Он закутал шарфом горло поплотнее.
-Мне просто повезло, что Нерсален меня заметил, вот и все, - ответила я.
-Ну, не скажи. У тебя правда отлично получается.
-Спасибо.
-Да что ты, это каждый скажет...
Мы немного помолчали.
-Слушай... а вот этот прыжок ... Ты так сама научилась, или... ну, знаешь... эльфийское что-то... хитрость какая-то...
Я рассердилась - да что такое, они что, считают, если ты эльф или эльфийка, то, значит, все только волшебством делается?
-Нет, хитрость тут не при чем.
Я холодно посмотрела на него и встала, чтобы пойти к Дайлите или Руннии. Дорхолм схватил меня за рукав:
-Ой, ты прости, пожалуйста, я просто глупость сказал. Извини.
Глаза у него стали сразу испуганные и огорченные, и я решила простить его - он в самом деле не нарочно. Мы еще немного поговорили с ним. Мне неловко показалось, что мы беседуем только о моих делах, и я спросила, кто его родители, забирают ли его домой на выходные. Дорхолм сказал, что его отец - сапожник (тут он очень смутился), у него семь братьев и сестер, так уж ему повезло. Отец сделал им трехъярусные кровати, потому что иначе не хватает места. А домой его берут каждые выходные. После этих рассказов я стала смотреть на него иначе, даже немного с уважением. Все-таки не каждый мальчик или девочка спит на трехъярусной кровати и не у каждого семь братьев и сестер.

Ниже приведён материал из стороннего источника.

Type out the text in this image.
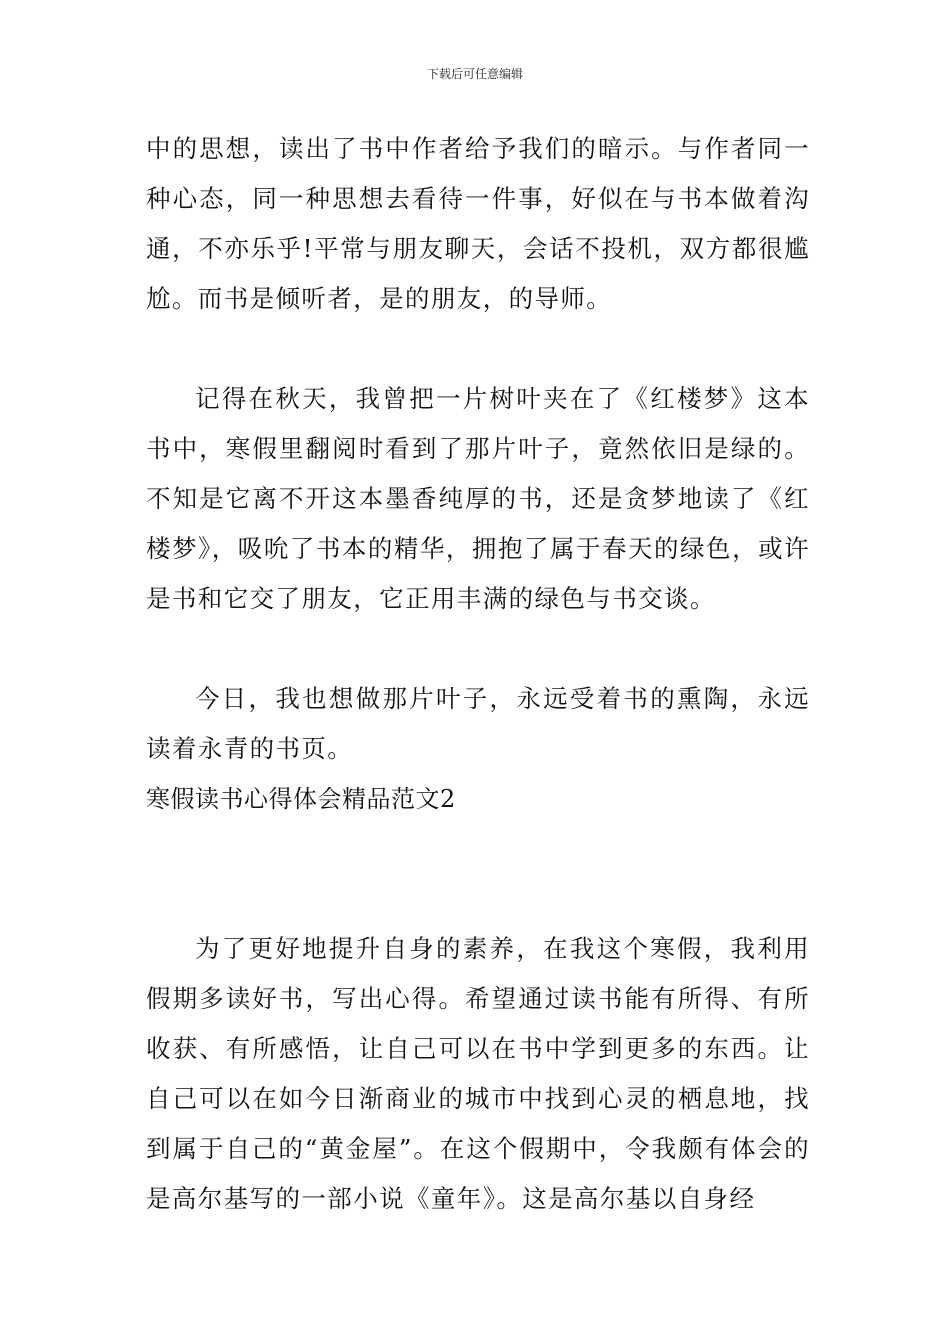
下载后可任意编辑

中的思想，读出了书中作者给予我们的暗示。与作者同一种心态，同一种思想去看待一件事，好似在与书本做着沟通，不亦乐乎!平常与朋友聊天，会话不投机，双方都很尴尬。而书是倾听者，是的朋友，的导师。

记得在秋天，我曾把一片树叶夹在了《红楼梦》这本书中，寒假里翻阅时看到了那片叶子，竟然依旧是绿的。不知是它离不开这本墨香纯厚的书，还是贪梦地读了《红楼梦》，吸吮了书本的精华，拥抱了属于春天的绿色，或许是书和它交了朋友，它正用丰满的绿色与书交谈。

今日，我也想做那片叶子，永远受着书的熏陶，永远读着永青的书页。

寒假读书心得体会精品范文2

为了更好地提升自身的素养，在我这个寒假，我利用假期多读好书，写出心得。希望通过读书能有所得、有所收获、有所感悟，让自己可以在书中学到更多的东西。让自己可以在如今日渐商业的城市中找到心灵的栖息地，找到属于自己的“黄金屋”。在这个假期中，令我颇有体会的是高尔基写的一部小说《童年》。这是高尔基以自身经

После той встречи, когда Дорхолм видел меня на прогулке, в библиотеке или обеденном зале, он всегда махал мне рукой или подходил поговорить. Ирмина с подружками ехидно смотрели на нас и иногда смеялись или дразнили. Рунния один раз тоже сказала, что очень уж он маленький, худой и лопоухий. Но я решила ничего не замечать, потому что с Дорхолмом было интересно поговорить, он искренний, дружелюбный, и с ним всегда легко и спокойно. И, кстати, не такой уж он и маленький, может быть, чуть-чуть ниже меня.
Целый день мела метель. И не простая, когда дует сильный ветер и падает снег - за окном все было закрыто снежной, какой-то клубящейся пеленою, пропал весь мир. Как будто кто-то сделал над землей ведьмовский котел и мешает в нем невидимой метлой. Тийна посмотрела в окно, вздохнула и сказала:
-Наверняка опять что-нибудь случится. - Помолчала и уточнила:- Что-нибудь плохое.
У нее был такой же тон, как когда-то у Тилимны - когда она говорила, что будет война. И еще я вспомнила сказку о потерявшихся детей. Ту, где старая Мирла говорит: "Ох, как раз в такую же ночь бедный Нерс свалился в яму..."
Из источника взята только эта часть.